Not that he doesn’t have a laugh when he’s on refereeing duty. He recalls the officials’ court session at the end of the last World Cup. Nigel Owens was the judge and Barnes, fittingly, was the prosecutor. He even donned his wig for the occasion (sadly he wouldn’t do the same for our photo shoot, saying it was too incongruous to wear it in the office – he had a point!), although he misplaced it on the way back to the hotel.
“I didn’t really know where it went but luckily one of the support staff found it outside Madame Tussauds,” he recalls.
“I think it was at the same time they were helping out another guy who thought Madame Tussauds was our hotel and that Kylie Minogue was waving at him!
“We’re all massive rugby fans and having a court session is part and parcel of the World Cup. Everyone forgets we’re a tight bunch as well; we’re our own little team. Craig Joubert, Nigel Owens and I were refereeing on the sevens circuit in 2002, so we’ve grown up with each other. We’re a good bunch of friends and have travelled the world together.”
Barnes is also quick to point out the strong relationships referees have with players and coaches. Take Schalk Brits: Barnes sin-binned him in May’s Premiership final – the hooker’s final game for Saracens – but at the end of the game they still shared a hug.
Then there’s the Champions Cup final. While Barnes and his assistants sat in their changing room reflecting on the game, there was a knock on the door from Racing 92 lock Donnacha Ryan, who came in to share a few beers, and Leinster prop Tadhg Furlong followed soon after with more beers.
“To have a winning and a losing player in our changing room speaks volumes about the game,” says Barnes. “There’s a nice relationship between all of us and we all work together – players, coaches and referees. We can talk about how the game is changing and advancing. It’s great to work with coaches and pick their brains and understand what they think.

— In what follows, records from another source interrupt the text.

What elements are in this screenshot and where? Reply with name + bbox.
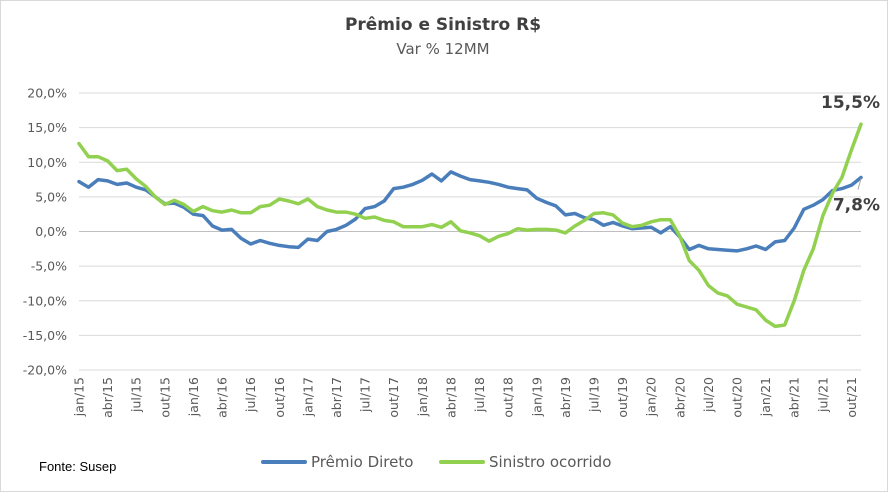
x-tick-label: jan/15 [72, 377, 87, 417]
x-tick-label: out/16 [272, 377, 287, 418]
x-tick-label: abr/19 [558, 377, 573, 418]
annotation-label: 15,5% [821, 93, 880, 113]
y-axis-ticks: -20,0% -15,0% -10,0% -5,0% 0,0% 5,0% 10,0% 15,0… [23, 86, 67, 378]
y-tick-label: -20,0% [23, 363, 67, 378]
series-lines [79, 124, 861, 326]
x-tick-label: jul/17 [358, 377, 373, 413]
x-tick-label: abr/20 [672, 377, 687, 418]
y-tick-label: 20,0% [27, 86, 67, 101]
x-tick-label: jul/20 [701, 377, 716, 413]
x-tick-label: abr/21 [787, 377, 802, 418]
x-tick-label: abr/18 [443, 377, 458, 418]
chart-title: Prêmio e Sinistro R$ [345, 15, 541, 35]
chart-frame: Prêmio e Sinistro R$ Var % 12MM -20,0% -1… [0, 0, 888, 492]
y-tick-label: 5,0% [35, 189, 67, 204]
x-tick-label: jan/19 [529, 377, 544, 417]
y-tick-label: 15,0% [27, 120, 67, 135]
x-tick-label: out/18 [501, 377, 516, 418]
legend-label-premio: Prêmio Direto [311, 453, 413, 471]
x-tick-label: out/21 [844, 377, 859, 418]
y-tick-label: -15,0% [23, 328, 67, 343]
y-tick-label: -5,0% [31, 259, 67, 274]
y-tick-label: 10,0% [27, 155, 67, 170]
x-tick-label: jan/21 [758, 377, 773, 417]
y-tick-label: 0,0% [35, 224, 67, 239]
chart-subtitle: Var % 12MM [396, 40, 489, 58]
x-tick-label: jul/19 [586, 377, 601, 413]
x-tick-label: jan/20 [644, 377, 659, 417]
x-tick-label: out/19 [615, 377, 630, 418]
line-chart: Prêmio e Sinistro R$ Var % 12MM -20,0% -1… [1, 1, 887, 491]
x-tick-label: out/20 [730, 377, 745, 418]
x-tick-label: jan/16 [186, 377, 201, 417]
annotation-label: 7,8% [833, 195, 880, 215]
x-tick-label: abr/16 [215, 377, 230, 418]
x-axis-ticks: jan/15 abr/15 jul/15 out/15 jan/16 abr/16 jul/… [72, 377, 859, 418]
source-note: Fonte: Susep [39, 459, 116, 474]
x-tick-label: jul/15 [129, 377, 144, 413]
series-line-sinistro-ocorrido [79, 124, 861, 326]
x-tick-label: abr/17 [329, 377, 344, 418]
x-tick-label: jul/18 [472, 377, 487, 413]
legend: Prêmio Direto Sinistro ocorrido [263, 453, 611, 471]
x-tick-label: out/17 [386, 377, 401, 418]
legend-label-sinistro: Sinistro ocorrido [489, 453, 611, 471]
y-tick-label: -10,0% [23, 293, 67, 308]
x-tick-label: jul/16 [243, 377, 258, 413]
x-tick-label: jan/17 [300, 377, 315, 417]
x-tick-label: out/15 [157, 377, 172, 418]
x-tick-label: jan/18 [415, 377, 430, 417]
x-tick-label: abr/15 [100, 377, 115, 418]
x-tick-label: jul/21 [815, 377, 830, 413]
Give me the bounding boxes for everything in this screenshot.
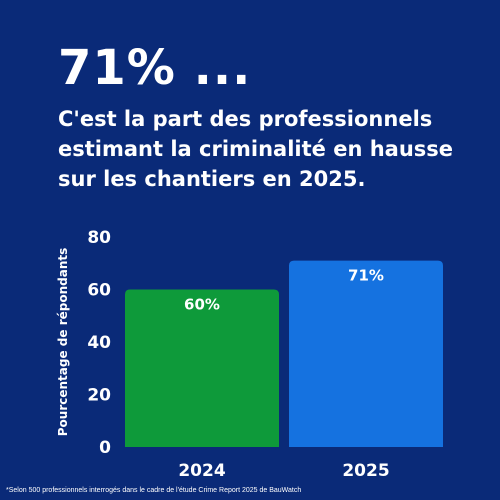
footnote: *Selon 500 professionnels interrogés dan… <box>6 487 302 494</box>
subtitle-line-1: C'est la part des professionnels <box>58 107 433 131</box>
bar-2025 <box>289 260 443 447</box>
subtitle-line-2: estimant la criminalité en hausse <box>58 137 454 161</box>
bar-2024 <box>125 289 279 447</box>
y-tick-label-0: 0 <box>99 438 111 458</box>
data-label-2024: 60% <box>184 296 220 314</box>
x-tick-label-2025: 2025 <box>342 461 389 481</box>
y-tick-label-40: 40 <box>87 333 111 353</box>
x-tick-label-2024: 2024 <box>178 461 225 481</box>
y-tick-label-60: 60 <box>87 281 111 301</box>
headline: 71% ... <box>58 40 252 96</box>
subtitle-line-3: sur les chantiers en 2025. <box>58 167 366 191</box>
y-axis-label: Pourcentage de répondants <box>56 248 70 436</box>
y-tick-label-20: 20 <box>87 386 111 406</box>
data-label-2025: 71% <box>348 267 384 285</box>
subtitle: C'est la part des professionnels estiman… <box>58 104 488 194</box>
y-tick-label-80: 80 <box>87 228 111 248</box>
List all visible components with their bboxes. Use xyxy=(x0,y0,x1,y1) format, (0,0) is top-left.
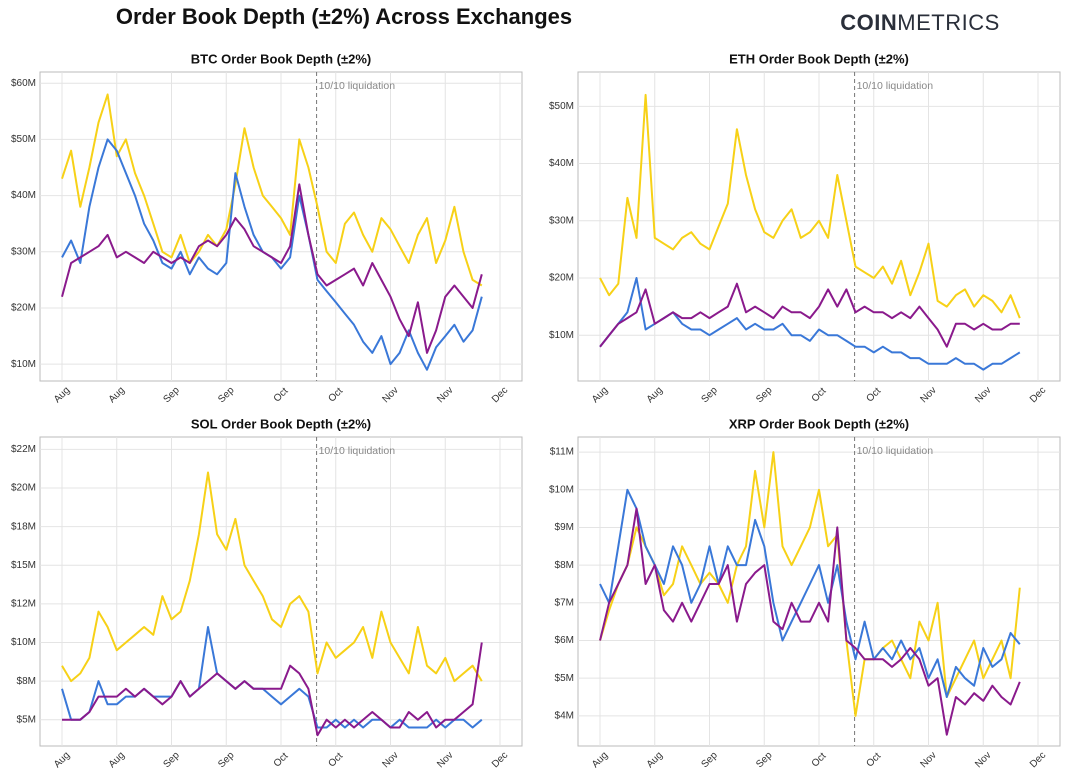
y-tick-label: $40M xyxy=(11,190,36,201)
event-label: 10/10 liquidation xyxy=(857,445,934,457)
y-tick-label: $10M xyxy=(549,330,574,341)
x-tick-label: Aug xyxy=(52,750,72,770)
y-tick-label: $9M xyxy=(555,522,574,533)
y-tick-label: $60M xyxy=(11,78,36,89)
x-tick-label: Sep xyxy=(754,385,775,406)
x-tick-label: Aug xyxy=(590,385,610,405)
x-tick-label: Oct xyxy=(326,751,345,770)
x-tick-label: Dec xyxy=(490,750,510,770)
x-tick-label: Aug xyxy=(645,385,665,405)
x-tick-label: Sep xyxy=(699,385,720,406)
y-tick-label: $22M xyxy=(11,444,36,455)
x-tick-label: Aug xyxy=(645,750,665,770)
x-tick-label: Nov xyxy=(918,385,938,405)
x-tick-label: Oct xyxy=(810,751,829,770)
y-tick-label: $18M xyxy=(11,521,36,532)
y-tick-label: $5M xyxy=(17,714,36,725)
logo-bold: COIN xyxy=(840,10,897,35)
x-tick-label: Aug xyxy=(107,385,127,405)
x-tick-label: Oct xyxy=(326,386,345,405)
series-line xyxy=(61,471,483,683)
event-label: 10/10 liquidation xyxy=(319,80,396,92)
series-line xyxy=(61,183,483,354)
y-tick-label: $7M xyxy=(555,597,574,608)
x-tick-label: Aug xyxy=(52,385,72,405)
y-tick-label: $30M xyxy=(11,246,36,257)
x-tick-label: Oct xyxy=(864,386,883,405)
y-tick-label: $30M xyxy=(549,215,574,226)
panel-title: BTC Order Book Depth (±2%) xyxy=(191,51,371,66)
series-line xyxy=(61,93,483,287)
x-tick-label: Oct xyxy=(864,751,883,770)
y-tick-label: $8M xyxy=(555,560,574,571)
panel: SOL Order Book Depth (±2%) $5M $8M $10M $12M… xyxy=(11,416,523,771)
x-tick-label: Nov xyxy=(380,385,400,405)
panel-title: ETH Order Book Depth (±2%) xyxy=(729,51,909,66)
x-tick-label: Aug xyxy=(590,750,610,770)
x-tick-label: Sep xyxy=(161,385,182,406)
series-line xyxy=(62,642,483,737)
panel: BTC Order Book Depth (±2%) $10M $20M $30M $4… xyxy=(11,51,523,406)
x-tick-label: Aug xyxy=(107,750,127,770)
x-tick-label: Nov xyxy=(918,750,938,770)
x-tick-label: Oct xyxy=(810,386,829,405)
x-tick-label: Sep xyxy=(754,750,775,771)
y-tick-label: $50M xyxy=(549,101,574,112)
x-tick-label: Nov xyxy=(380,750,400,770)
event-label: 10/10 liquidation xyxy=(319,445,396,457)
series-line xyxy=(61,626,483,729)
x-tick-label: Nov xyxy=(973,385,993,405)
logo-light: METRICS xyxy=(897,10,1000,35)
y-tick-label: $4M xyxy=(555,710,574,721)
page-title: Order Book Depth (±2%) Across Exchanges xyxy=(116,4,572,29)
y-tick-label: $12M xyxy=(11,599,36,610)
x-tick-label: Dec xyxy=(1028,750,1048,770)
x-tick-label: Nov xyxy=(973,750,993,770)
x-tick-label: Sep xyxy=(699,750,720,771)
panel-title: SOL Order Book Depth (±2%) xyxy=(191,416,371,431)
x-tick-label: Sep xyxy=(216,750,237,771)
y-tick-label: $11M xyxy=(550,447,574,458)
panel-title: XRP Order Book Depth (±2%) xyxy=(729,416,909,431)
y-tick-label: $50M xyxy=(11,134,36,145)
x-tick-label: Dec xyxy=(1028,385,1048,405)
panel: ETH Order Book Depth (±2%) $10M $20M $30M $4… xyxy=(549,51,1061,406)
y-tick-label: $40M xyxy=(549,158,574,169)
y-tick-label: $10M xyxy=(549,484,574,495)
y-tick-label: $10M xyxy=(11,637,36,648)
y-tick-label: $20M xyxy=(11,483,36,494)
y-tick-label: $10M xyxy=(11,359,36,370)
event-label: 10/10 liquidation xyxy=(857,80,934,92)
y-tick-label: $5M xyxy=(555,673,574,684)
series-line xyxy=(599,451,1021,717)
x-tick-label: Sep xyxy=(161,750,182,771)
x-tick-label: Nov xyxy=(435,750,455,770)
x-tick-label: Sep xyxy=(216,385,237,406)
series-line xyxy=(599,488,1021,698)
y-tick-label: $15M xyxy=(11,560,36,571)
panel: XRP Order Book Depth (±2%) $4M $5M $6M $7M $8… xyxy=(549,416,1061,771)
logo: COINMETRICS xyxy=(840,10,1000,35)
x-tick-label: Oct xyxy=(272,386,291,405)
series-line xyxy=(599,507,1021,736)
y-tick-label: $20M xyxy=(11,303,36,314)
y-tick-label: $6M xyxy=(555,635,574,646)
x-tick-label: Nov xyxy=(435,385,455,405)
x-tick-label: Dec xyxy=(490,385,510,405)
series-line xyxy=(599,93,1021,319)
y-tick-label: $20M xyxy=(549,273,574,284)
x-tick-label: Oct xyxy=(272,751,291,770)
series-line xyxy=(599,282,1020,348)
y-tick-label: $8M xyxy=(17,676,36,687)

“It’s not a straightforward game and that’s what I like about it. Coaches can look at the laws and look at a way of adapting their strategy around it to try to stay one step ahead.”

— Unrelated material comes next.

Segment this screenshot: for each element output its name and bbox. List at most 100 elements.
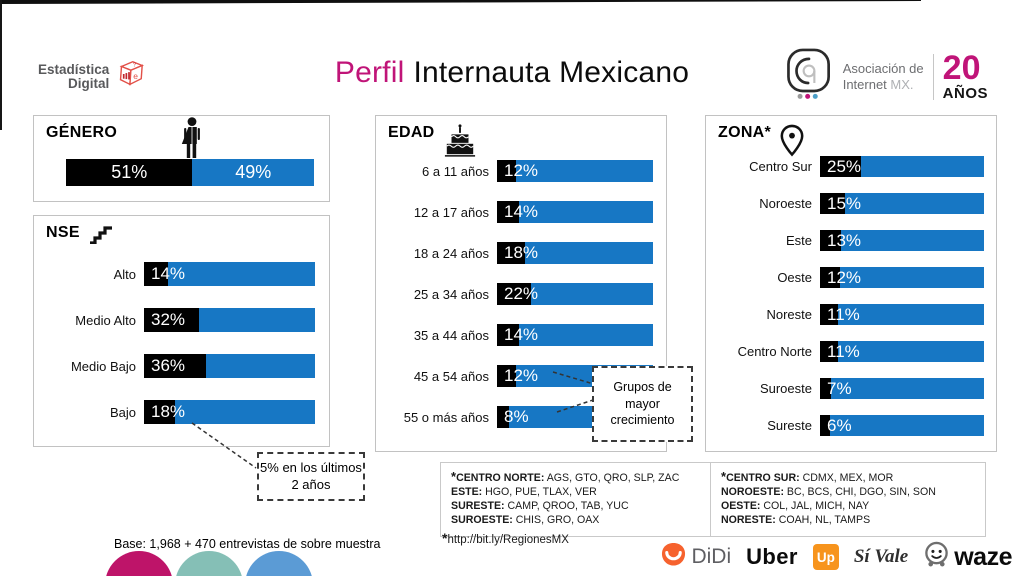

It’s this kind of interaction that Barnes believes should encourage more people to go into refereeing. As well as meeting great people, he says there is a lot of fun to be had as a referee and highlights something Ed Morrison has often said to him: “The last laugh is had in the referee’s changing room.”
In terms of advice for those thinking of going down the referee route, he points to the fact he officiated more than 200 games in his first three seasons. Taking charge of that many games allows you to experience myriad situations and quandaries of the law book. After all, the more you do something the quicker you learn and the better you become.
As for making calls in a game, Barnes says: “Every time you make a decision do it with a clear mind. You don’t want to worry about your last decision. Also, make decisions on the facts in front of you, not ‘I upset this team last year’ or ‘This could cost the team the match’.”
It’s that cool-headed approach that has seen Barnes become arguably the world’s best referee. It’s hard to think of anyone who would have handled that incredible 100-minute game in Paris during the 2017 Six Nations better, calling on all his legal expertise, rugby and otherwise, to deal with France’s questionable actions around front-row replacements at the end of the game.
He may be entering the final stretch of his refereeing career – a decision he no doubt made with a clear mind – but there are still plenty of big occasions on the horizon, not least that World Cup in Japan. Then, as we enter 2020, the shirt and tie rather than the rugby kit will become his more common uniform.
This feature first appeared in Rugby world magazine in September.